Occasionally I read a bit in the blogs of other Zen people, with a strong preference for those who actively engage in teaching Zen(*). It is interesting to see that many Zen Centres and Dojos in the Western world fight similar problems, which are either gathering sufficient members to pay the rent, or a cancer-like growth towards business-oriented sect-like structure organised around a (dead or alive) leading figure, who is typically described as an “Enlightened Zen Master” (regardless of his or her actual educational background).

In the blog of the American Zen teacher Brad Warner I found a few wise words perfectly describing the approach our own small Dojo follows, so I want to quote them here:

I have no interest at all in starting yet another Zen megachurch or commercial meditation superstore.

I don’t want a thing that needs to grow, that needs to keep adding new members in order to survive, compelling us to try to convince people to come. I’d like to have a space available for people who are serious about practice, who already know that they need it. I do not want be forced to accept people who aren’t actually serious just because we need more butts on cushions and more dollar bills in the collection plate.

I do not have any interest in spending a single moment trying to teach someone about Zen who has been convinced to come […]. It’s because doing that is a complete waste of my time and theirs. Zen is not for people who have been convinced or sold on it. It can’t do any good at all for someone who has come for that reason.

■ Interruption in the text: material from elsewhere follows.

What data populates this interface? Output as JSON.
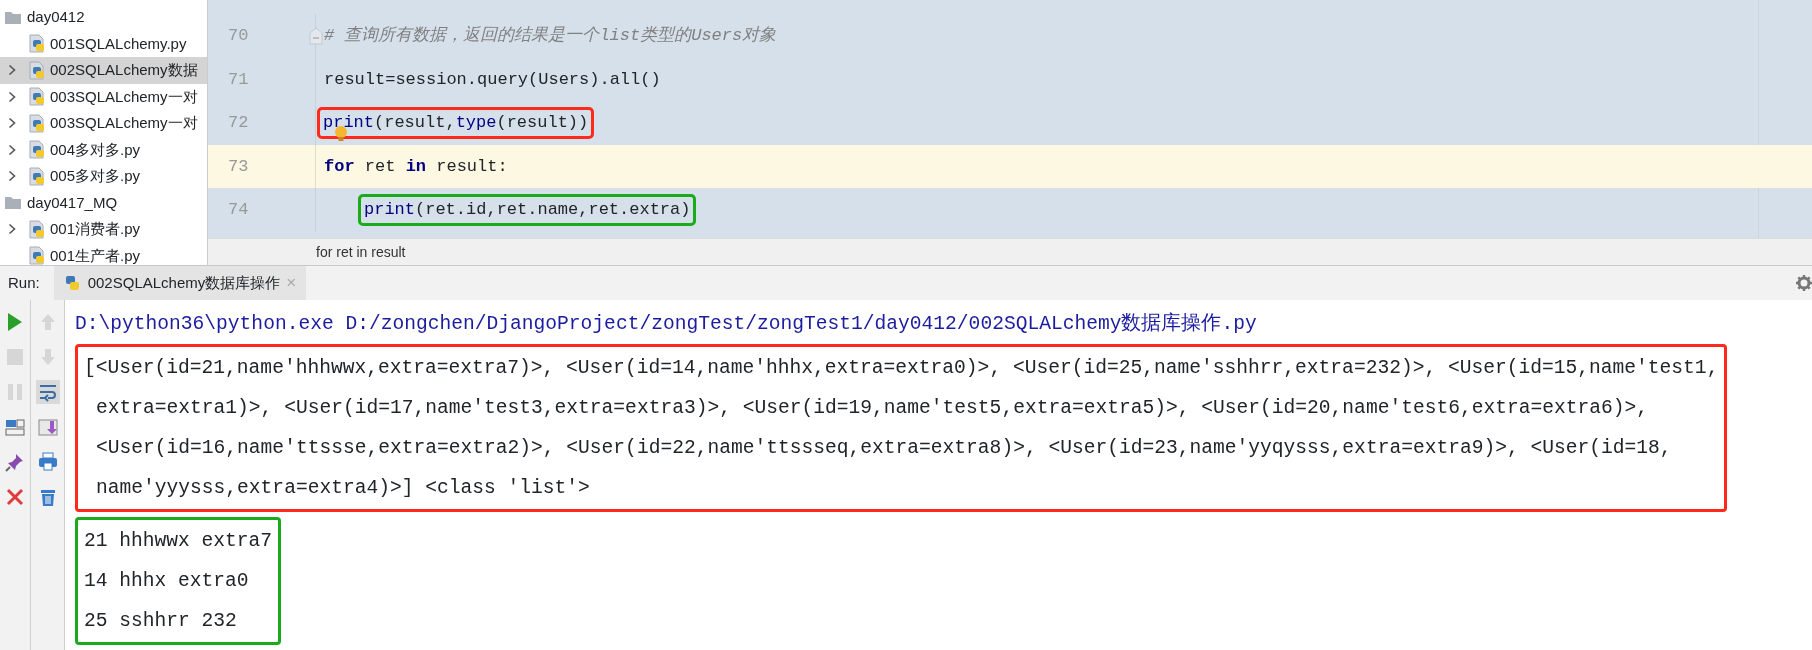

Brad Warner, The Zen Gospel of Prosperity

Yet the one question remains: how to pay the Dojo’s rent? And since we are talking about “Zen in the West”, how to pay the Dojo’s heating? I might well continue month after month deciding to not yet cancel my Dojo’s contract…


(*) The others often show a certain tendency to get either lost in theoretical speculations (all the more when their education does not allow them to read the sources in their original language), or personal disputes with other Zen people, or both.